Imagine it this way: The year is 1870 and you march into the velvet and mahogany office of Commodore Vanderbilt, sole owner of the New York Central Railroad and one of the most powerful entrepreneurs in Christendom. Your message is simple: You have investigated the long-term potential of the railroads to handle America's transportation needs and can sum up your conclusions with a brief statement, "Commodore, you're in trouble." He would then have you thrown into the street.Car and Driver Editor Brock Yates discusses General Motors in the Wall Street Journal today. It seems he predicted their problems 40 years ago in the pages of Car and Driver.
Here are my suggestions.
First, they need to get out of Michigan.

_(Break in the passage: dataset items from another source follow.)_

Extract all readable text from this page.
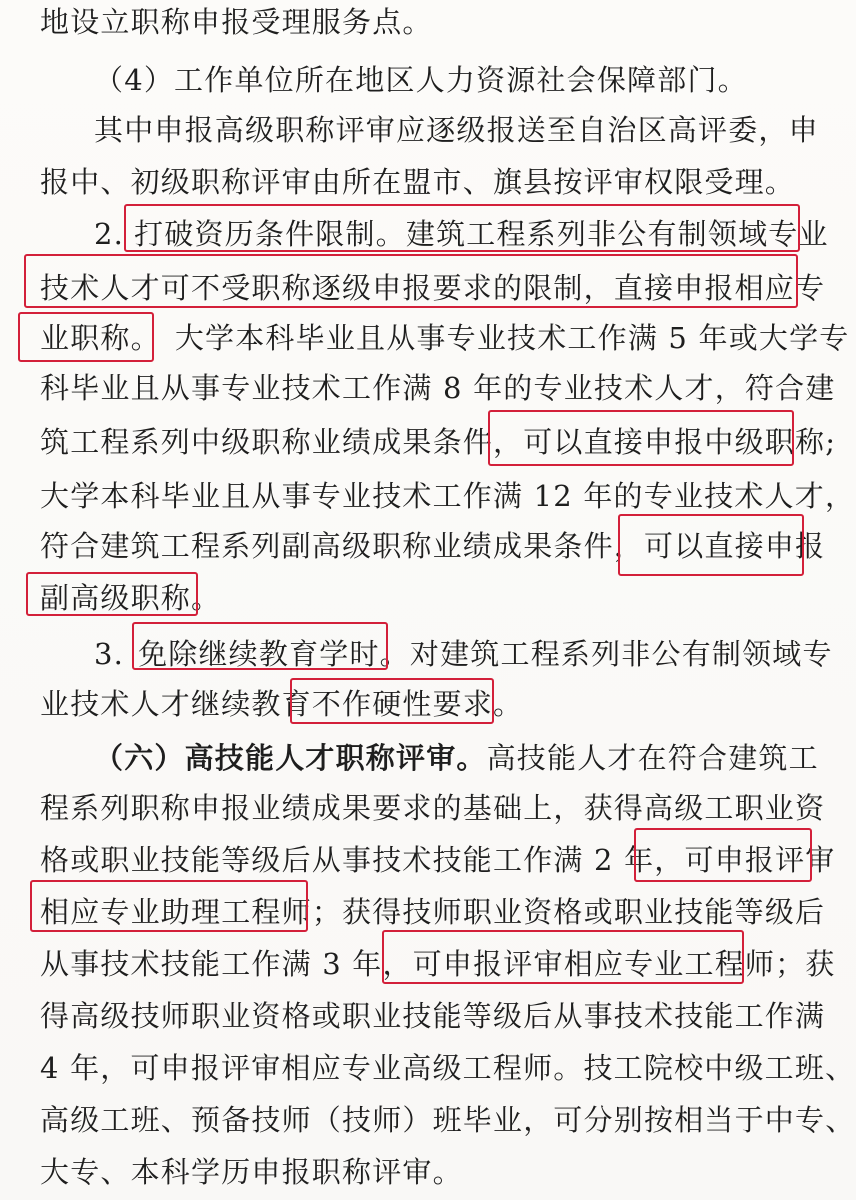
地设立职称申报受理服务点。
（4）工作单位所在地区人力资源社会保障部门。
其中申报高级职称评审应逐级报送至自治区高评委，申
报中、初级职称评审由所在盟市、旗县按评审权限受理。
2. 打破资历条件限制。建筑工程系列非公有制领域专业
技术人才可不受职称逐级申报要求的限制，直接申报相应专
业职称。 大学本科毕业且从事专业技术工作满 5 年或大学专
科毕业且从事专业技术工作满 8 年的专业技术人才，符合建
筑工程系列中级职称业绩成果条件，可以直接申报中级职称;
大学本科毕业且从事专业技术工作满 12 年的专业技术人才，
符合建筑工程系列副高级职称业绩成果条件，可以直接申报
副高级职称。
3. 免除继续教育学时。对建筑工程系列非公有制领域专
业技术人才继续教育不作硬性要求。
（六）高技能人才职称评审。高技能人才在符合建筑工
程系列职称申报业绩成果要求的基础上，获得高级工职业资
格或职业技能等级后从事技术技能工作满 2 年，可申报评审
相应专业助理工程师；获得技师职业资格或职业技能等级后
从事技术技能工作满 3 年，可申报评审相应专业工程师；获
得高级技师职业资格或职业技能等级后从事技术技能工作满
4 年，可申报评审相应专业高级工程师。技工院校中级工班、
高级工班、预备技师（技师）班毕业，可分别按相当于中专、
大专、本科学历申报职称评审。
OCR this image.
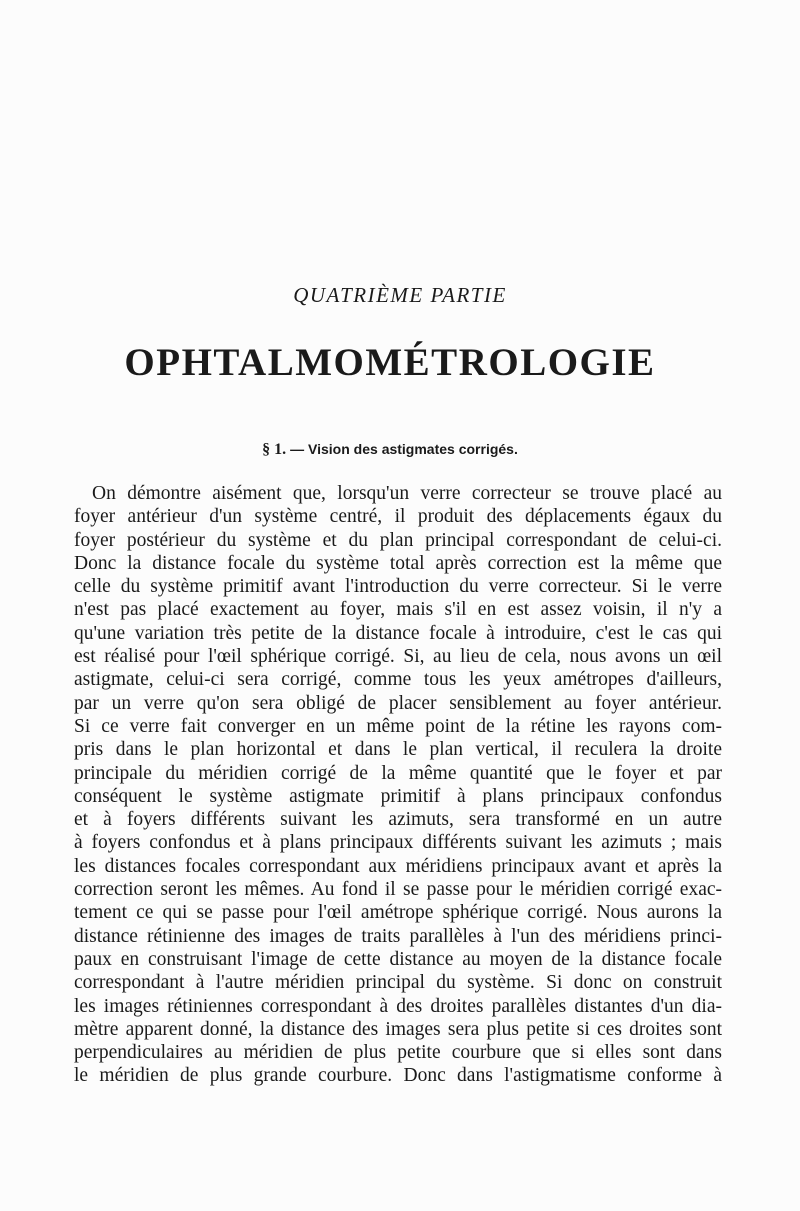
QUATRIÈME PARTIE
OPHTALMOMÉTROLOGIE
§ 1. — Vision des astigmates corrigés.
On démontre aisément que, lorsqu'un verre correcteur se trouve placé au
foyer antérieur d'un système centré, il produit des déplacements égaux du
foyer postérieur du système et du plan principal correspondant de celui-ci.
Donc la distance focale du système total après correction est la même que
celle du système primitif avant l'introduction du verre correcteur. Si le verre
n'est pas placé exactement au foyer, mais s'il en est assez voisin, il n'y a
qu'une variation très petite de la distance focale à introduire, c'est le cas qui
est réalisé pour l'œil sphérique corrigé. Si, au lieu de cela, nous avons un œil
astigmate, celui-ci sera corrigé, comme tous les yeux amétropes d'ailleurs,
par un verre qu'on sera obligé de placer sensiblement au foyer antérieur.
Si ce verre fait converger en un même point de la rétine les rayons com-
pris dans le plan horizontal et dans le plan vertical, il reculera la droite
principale du méridien corrigé de la même quantité que le foyer et par
conséquent le système astigmate primitif à plans principaux confondus
et à foyers différents suivant les azimuts, sera transformé en un autre
à foyers confondus et à plans principaux différents suivant les azimuts ; mais
les distances focales correspondant aux méridiens principaux avant et après la
correction seront les mêmes. Au fond il se passe pour le méridien corrigé exac-
tement ce qui se passe pour l'œil amétrope sphérique corrigé. Nous aurons la
distance rétinienne des images de traits parallèles à l'un des méridiens princi-
paux en construisant l'image de cette distance au moyen de la distance focale
correspondant à l'autre méridien principal du système. Si donc on construit
les images rétiniennes correspondant à des droites parallèles distantes d'un dia-
mètre apparent donné, la distance des images sera plus petite si ces droites sont
perpendiculaires au méridien de plus petite courbure que si elles sont dans
le méridien de plus grande courbure. Donc dans l'astigmatisme conforme à
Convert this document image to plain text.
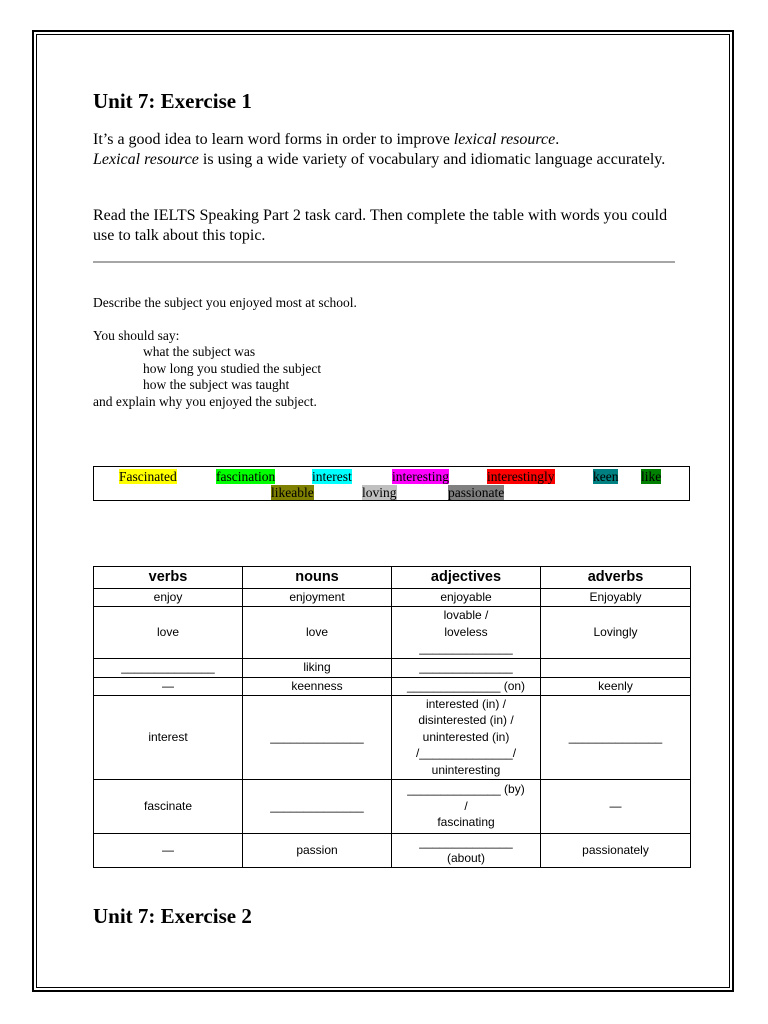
Unit 7: Exercise 1

It’s a good idea to learn word forms in order to improve lexical resource.
Lexical resource is using a wide variety of vocabulary and idiomatic language accurately.

Read the IELTS Speaking Part 2 task card. Then complete the table with words you could use to talk about this topic.

Describe the subject you enjoyed most at school.
You should say:
what the subject was
how long you studied the subject
how the subject was taught
and explain why you enjoyed the subject.
Fascinated	fascination	interest	interesting	interestingly	keen like
likeable	loving	passionate
verbs	nouns	adjectives	adverbs
enjoy	enjoyment	enjoyable	Enjoyably
love	love	lovable /
loveless
______________	Lovingly
______________	liking	______________	
—	keenness	______________ (on)	keenly
interest	______________	interested (in) /
disinterested (in) /
uninterested (in)
/______________/
uninteresting	______________
fascinate	______________	______________ (by)
/
fascinating	—
—	passion	______________
(about)	passionately
Unit 7: Exercise 2
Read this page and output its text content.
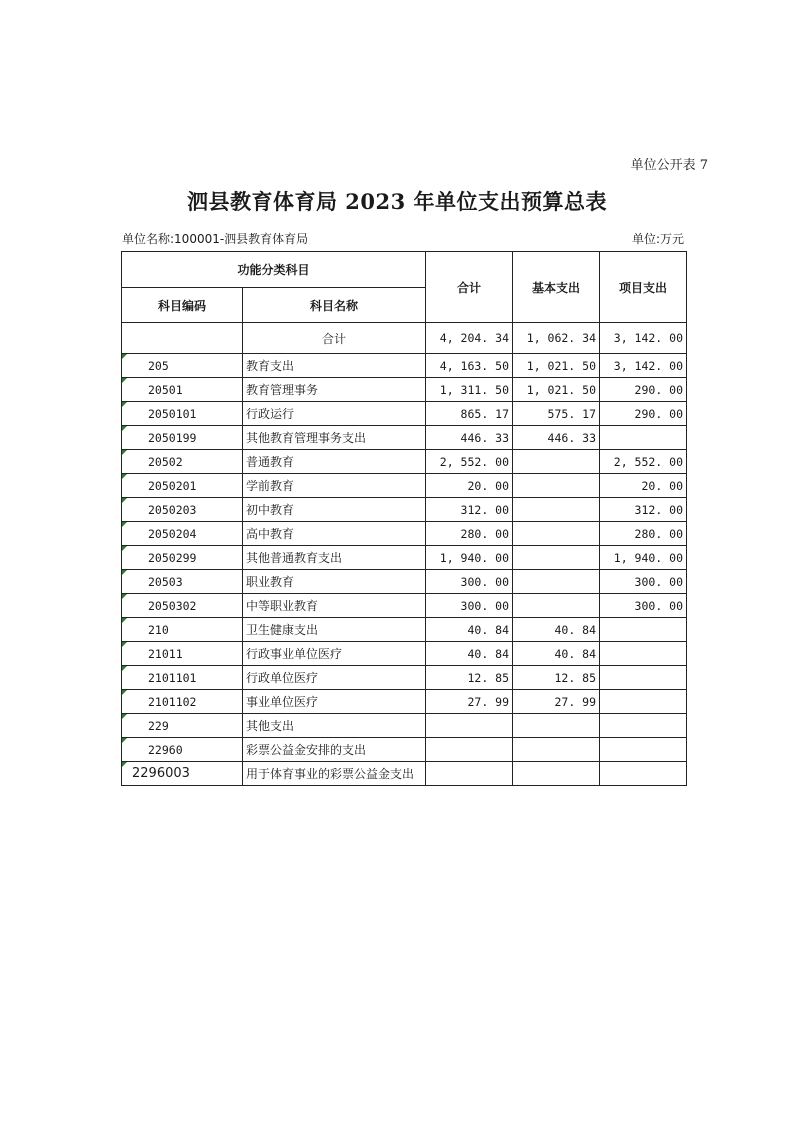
单位公开表 7
泗县教育体育局 2023 年单位支出预算总表
单位名称:100001-泗县教育体育局	单位:万元
功能分类科目		合计	基本支出	项目支出
科目编码	科目名称			
	合计	4, 204. 34	1, 062. 34	3, 142. 00

205	教育支出	4, 163. 50	1, 021. 50	3, 142. 00

20501	教育管理事务	1, 311. 50	1, 021. 50	290. 00

2050101	行政运行	865. 17	575. 17	290. 00

2050199	其他教育管理事务支出	446. 33	446. 33	

20502	普通教育	2, 552. 00		2, 552. 00

2050201	学前教育	20. 00		20. 00

2050203	初中教育	312. 00		312. 00

2050204	高中教育	280. 00		280. 00

2050299	其他普通教育支出	1, 940. 00		1, 940. 00

20503	职业教育	300. 00		300. 00

2050302	中等职业教育	300. 00		300. 00

210	卫生健康支出	40. 84	40. 84	

21011	行政事业单位医疗	40. 84	40. 84	

2101101	行政单位医疗	12. 85	12. 85	

2101102	事业单位医疗	27. 99	27. 99	

229	其他支出			

22960	彩票公益金安排的支出			

2296003	用于体育事业的彩票公益金支出			
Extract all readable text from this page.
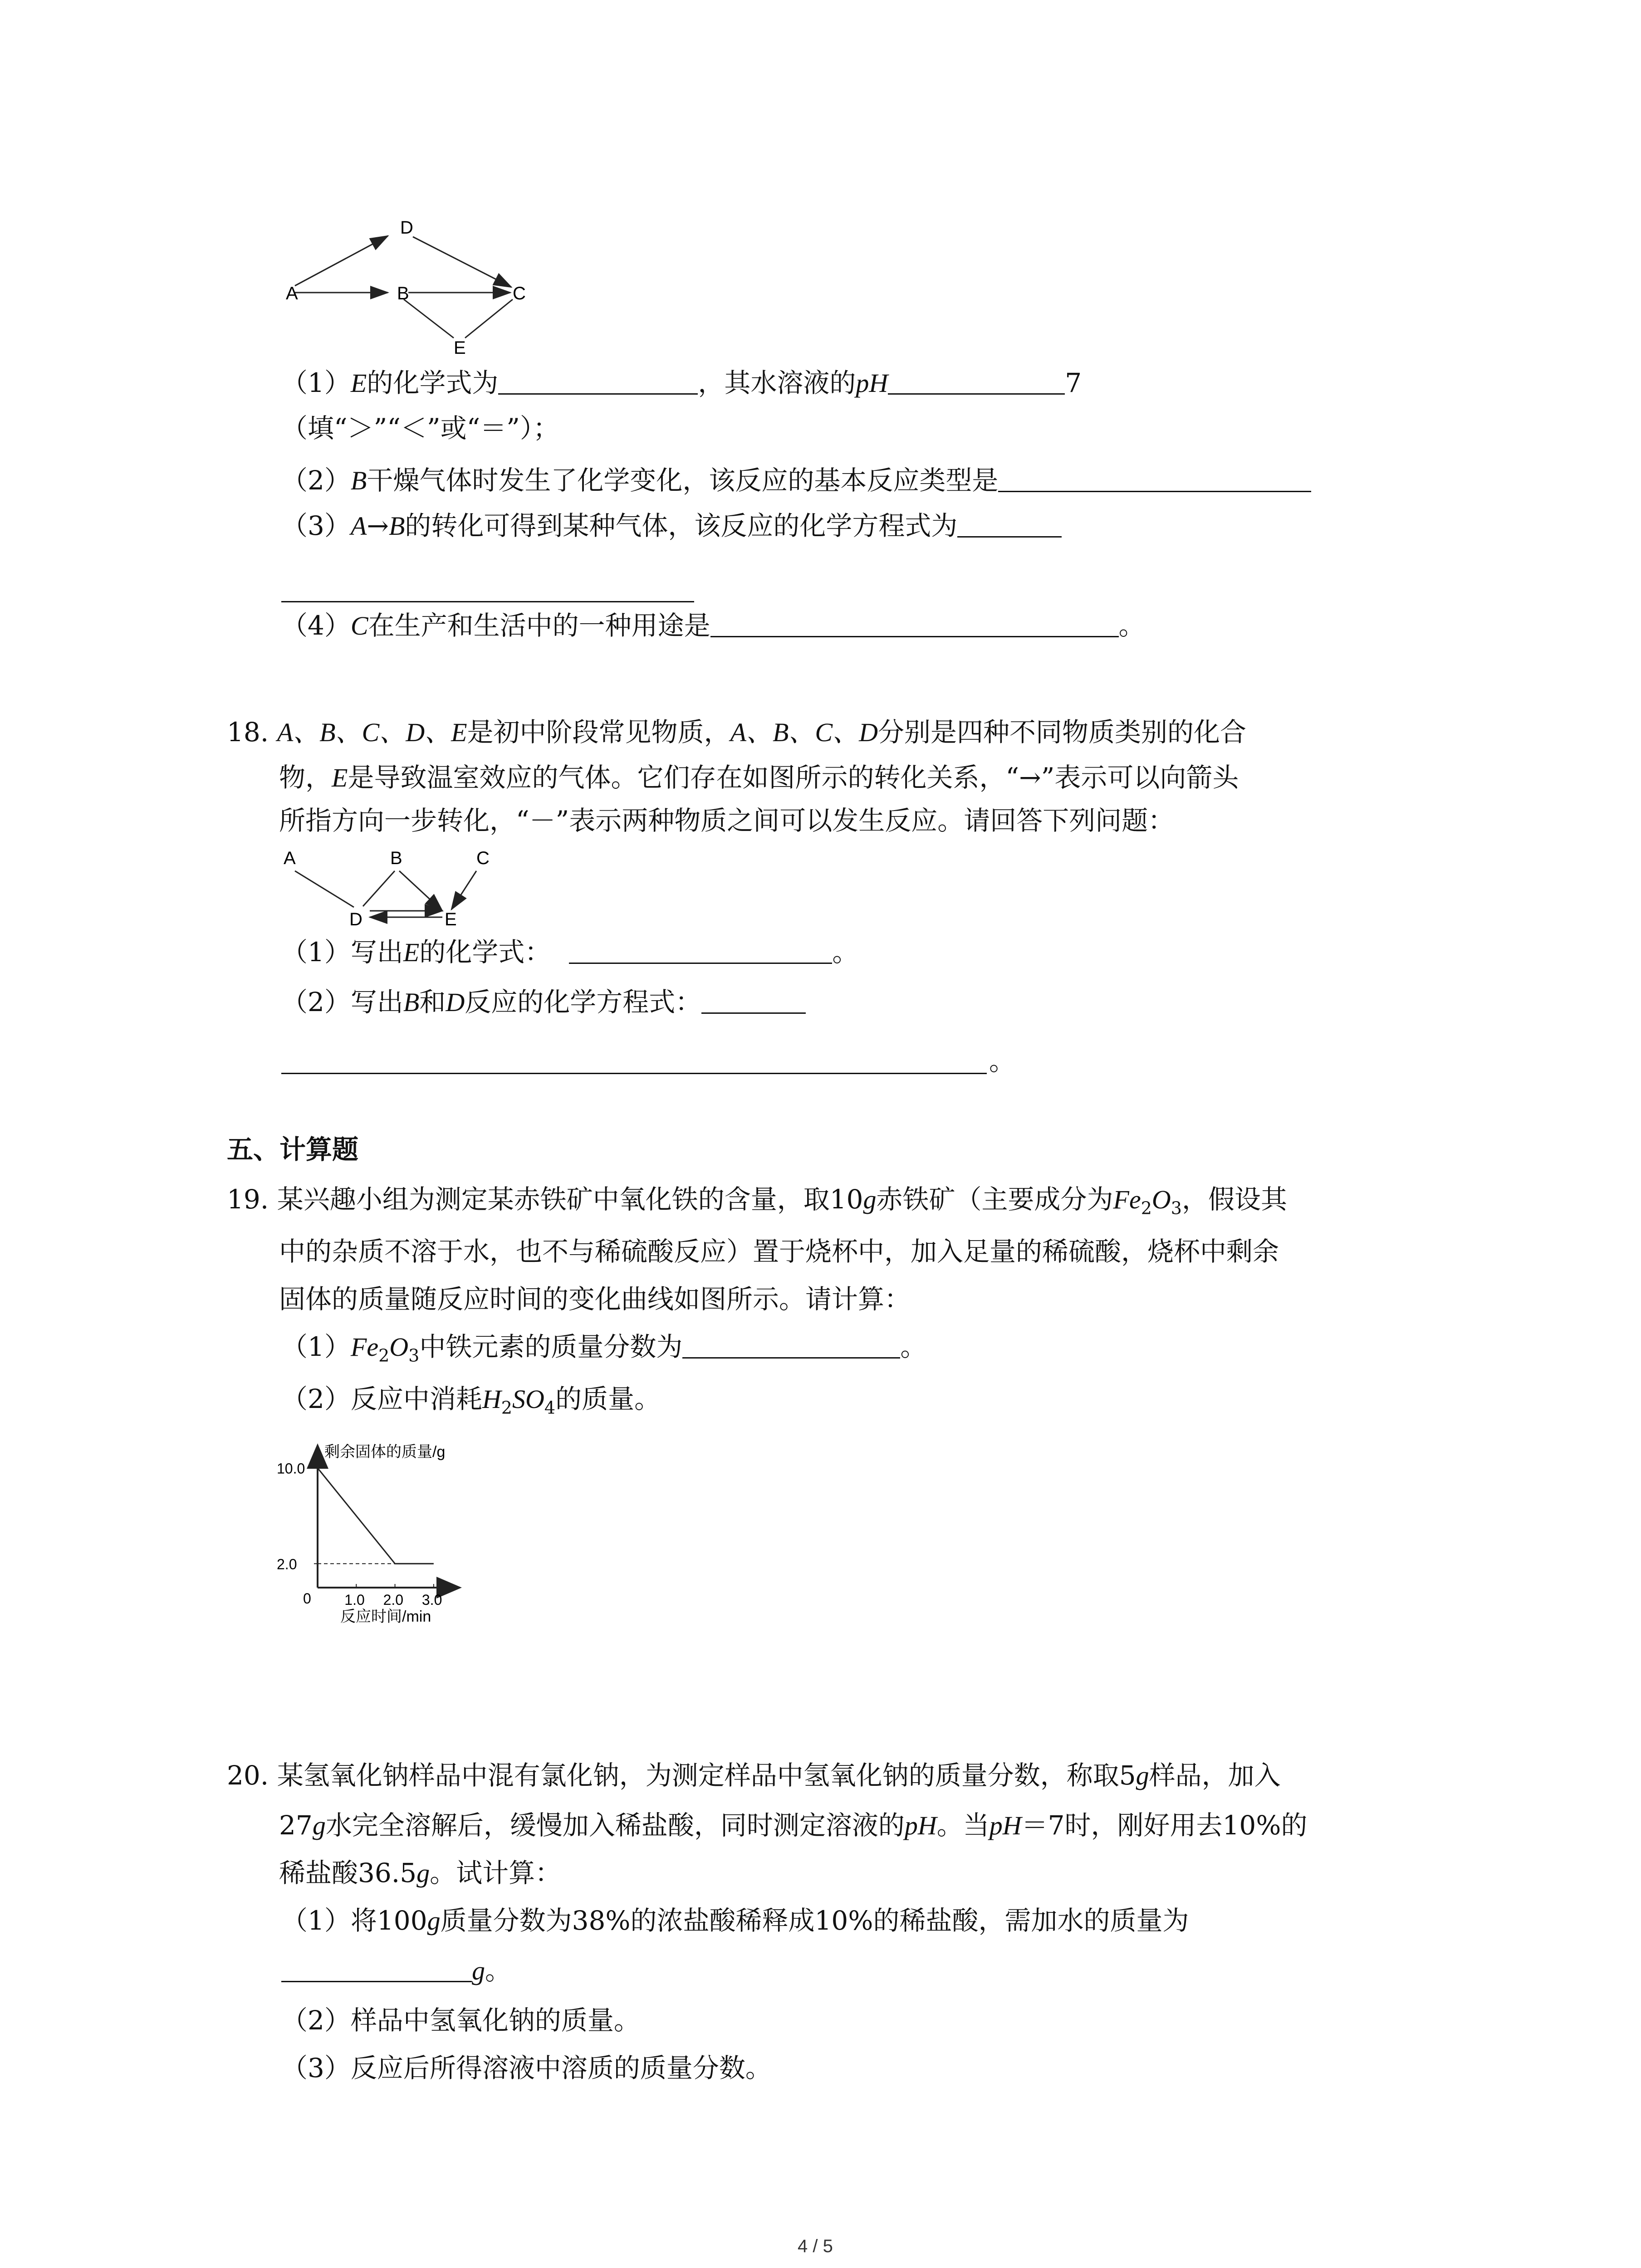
A
D
B	C
E
（1）E的化学式为	，其水溶液的pH	7
（填“＞”“＜”或“＝”）；
（2）B干燥气体时发生了化学变化，该反应的基本反应类型是
（3）A→B的转化可得到某种气体，该反应的化学方程式为
（4）C在生产和生活中的一种用途是	。
18. A、B、C、D、E是初中阶段常见物质，A、B、C、D分别是四种不同物质类别的化合
物，E是导致温室效应的气体。它们存在如图所示的转化关系，“→”表示可以向箭头
所指方向一步转化，“－”表示两种物质之间可以发生反应。请回答下列问题：
A	B	C
D	E
（1）写出E的化学式：	。
（2）写出B和D反应的化学方程式：
。
五、计算题
19. 某兴趣小组为测定某赤铁矿中氧化铁的含量，取10g赤铁矿（主要成分为$Fe_2O_3$，假设其
中的杂质不溶于水，也不与稀硫酸反应）置于烧杯中，加入足量的稀硫酸，烧杯中剩余
固体的质量随反应时间的变化曲线如图所示。请计算：
$(1)Fe_2O_3$中铁元素的质量分数为	。
（2）反应中消耗$H_2SO_4$的质量。
剩余固体的质量/g
反应时间/min
0
10.0
2.0
1.0 2.0 3.0
20. 某氢氧化钠样品中混有氯化钠，为测定样品中氢氧化钠的质量分数，称取5g样品，加入
27g水完全溶解后，缓慢加入稀盐酸，同时测定溶液的pH。当pH＝7时，刚好用去10%的
稀盐酸36.5g。试计算：
（1）将100g质量分数为38%的浓盐酸稀释成10%的稀盐酸，需加水的质量为
g。
（2）样品中氢氧化钠的质量。
（3）反应后所得溶液中溶质的质量分数。
4 / 5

As we all know, Detroit is a filthy corrupt dump. Flint, Michigan isn't much better - and the lack of cultural diversity (well, except for all the muslims) and any arts culture is really whats driving their downfalls. Sure, they can build cars whereever, but the auto designers and corporate executives need to be headquartered on one of the coasts where people don't drive GM cars but instead opt for more stylish and cutting edge European and Japanese (or dare I even say Korean) imports. It would do wonders for them to get out of the staid mid west.
The second suggestion is really Kim Du Toits. Bring back the station wagon. Especially the big ass family truckster kind.